In November, we were rewarded by a visit from some of the families with their Cinderella based artwork. Encompassing Ukrainian themes and motifs and hand stitched Syrian children’s dresses, the group had created for us a heart-felt response to our Cinderella request, which our Collections team then professionally displayed in this space.

Main display case of Worldwide Cinderella exhibition in Museum of Childhood at Sudbury, featuring artwork from families supported by Lichfield City of Sanctuary.

As an additional activity in the space, our designer Molly constructed a basic dress on a mannequin for children visiting the exhibition to create their own responses to Cinderella and to attach to the dress. This has been enormously popular, with responses including the child who wanted to see a Cinderella with a prosthetic arm, “so that children with limb differences could see princesses who look like them.”

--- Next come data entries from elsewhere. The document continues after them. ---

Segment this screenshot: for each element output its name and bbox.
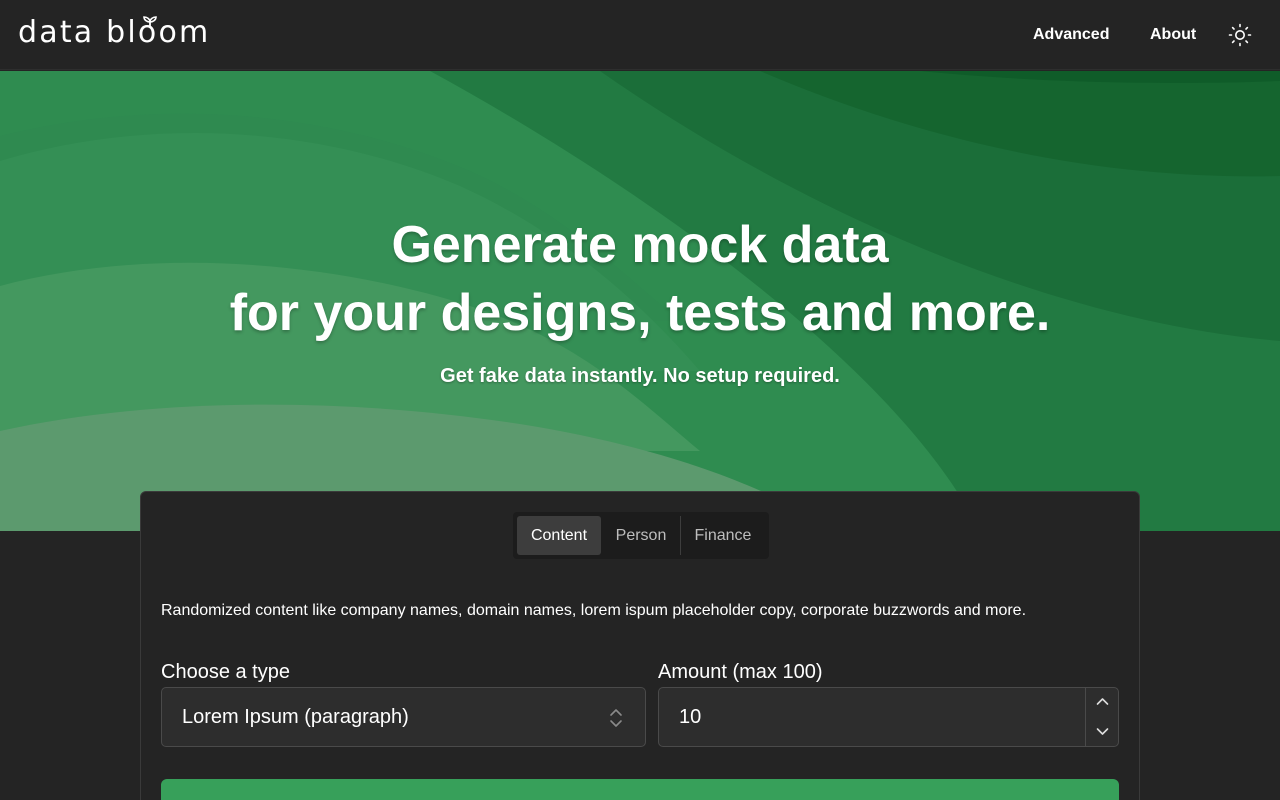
- generator-card: Content Person Finance Randomized conten…: [140, 491, 1140, 800]
- hero-subtitle: Get fake data instantly. No setup requir…: [440, 365, 840, 387]
- tab-person[interactable]: Person: [603, 516, 679, 555]
- top-bar: data bloom Advanced About: [0, 0, 1280, 70]
- sprout-icon: [143, 16, 157, 28]
- category-tabs: Content Person Finance: [513, 512, 769, 559]
- logo[interactable]: data bloom: [18, 15, 218, 50]
- hero-title: Generate mock data for your designs, tes…: [0, 211, 1280, 347]
- logo-text: data bloom: [18, 15, 211, 50]
- select-chevrons-icon: [610, 709, 622, 727]
- type-select[interactable]: Lorem Ipsum (paragraph): [161, 687, 646, 747]
- nav-about-link[interactable]: About: [1150, 26, 1196, 44]
- amount-value: 10: [679, 706, 702, 728]
- category-description: Randomized content like company names, d…: [161, 602, 1027, 619]
- hero-banner: Generate mock data for your designs, tes…: [0, 71, 1280, 531]
- nav-advanced-link[interactable]: Advanced: [1033, 26, 1109, 44]
- chevron-up-icon[interactable]: [1086, 688, 1119, 717]
- type-select-value: Lorem Ipsum (paragraph): [182, 706, 409, 728]
- amount-stepper: [1085, 688, 1119, 746]
- hero-title-line1: Generate mock data: [391, 216, 889, 274]
- type-label: Choose a type: [161, 661, 290, 683]
- amount-input[interactable]: 10: [658, 687, 1119, 747]
- sun-icon[interactable]: [1228, 23, 1252, 47]
- generate-button[interactable]: [161, 779, 1119, 800]
- tab-content[interactable]: Content: [517, 516, 601, 555]
- hero-title-line2: for your designs, tests and more.: [229, 284, 1051, 342]
- amount-label: Amount (max 100): [658, 661, 823, 683]
- chevron-down-icon[interactable]: [1086, 717, 1119, 746]
- tab-finance[interactable]: Finance: [681, 516, 765, 555]
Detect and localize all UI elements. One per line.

Artwork created by visitor in Worldwide Cinderella exhibition space and added to Cinderella story dress.

If I’m honest, in my many years of programming and producing community projects, I have never really felt comfortable with sharing what I and the respective team have done. I’ve often just let the work speak for itself, whatever the reaction. However, this Cinderella work feels different, through the inspiration of others and its future potential. It is something that I want to shout about.

With Once Upon A Time …, I believe we have created a festive theme for CCH that is attractive to visitors and enables rich, creative collaborations, that can explore all aspects of a given story. At its core is a sustainable model for Christmas, run in partnership with arts practitioners and drawing on the skills of the local community. Who knows what story we will now tell in 2025?

The Worldwide Cinderella exhibition has given real depth to all that work. Rediscovering the Cinderella tale has been fascinating. It shows how stories can reveal new worlds and cultures, as well as highlighting how in many ways we are all simply the same.

It is often said that Christmas is a time for reflection. Then perhaps it is through stories like Cinderella during the festive season and actively engaging with others in their retelling and their re-interpretation, that we can truly understand one another.